If everything has its cause and creator, then what caused and created God? Perhaps God is the only thing that lacks a cause, which is why He is God in the first place-or at least that is what R. W. Mecklenburg thoughtfully proposes in The Deist, his short but sweet deconstruction of God, reason, happiness, and liberty.
God, Mecklenburg says, is the only thing that has always existed without creation. The only immutable thing without change. Absolute without degree. And universal without exception. But clearly God cannot be everywhere, for if He were everywhere, man as a free being could be nowhere.
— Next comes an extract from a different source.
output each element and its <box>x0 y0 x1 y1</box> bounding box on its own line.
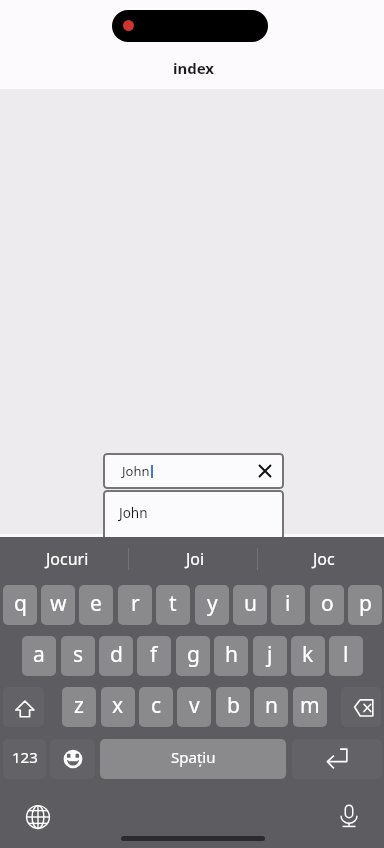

What is everywhere? Mecklenburg asks. The laws of nature are everywhere, absolute, and immutable, he answers. And using reason to align with them maximizes man's happiness, which is life's purpose after all.
Deism is not of the watchmaker God for whom man exists as mere entertainment. If God is absolutely happy, why would he create us to entertain him? How could we make a perfectly happy God happier? Because we cannot, His laws exist for us, not us for Him. They are God's gift to man so we might be as happy as He is.
God is perfectly happy and rational, R. W. Mecklenburg claims in his defense of Deism, the philosophy that helped guide man from the despotic, hateful, and sad God of the martyrs and tyrants to the liberal, loving, and happy God of the Enlightenment-a God worth emulating, not another tyrant erected by men.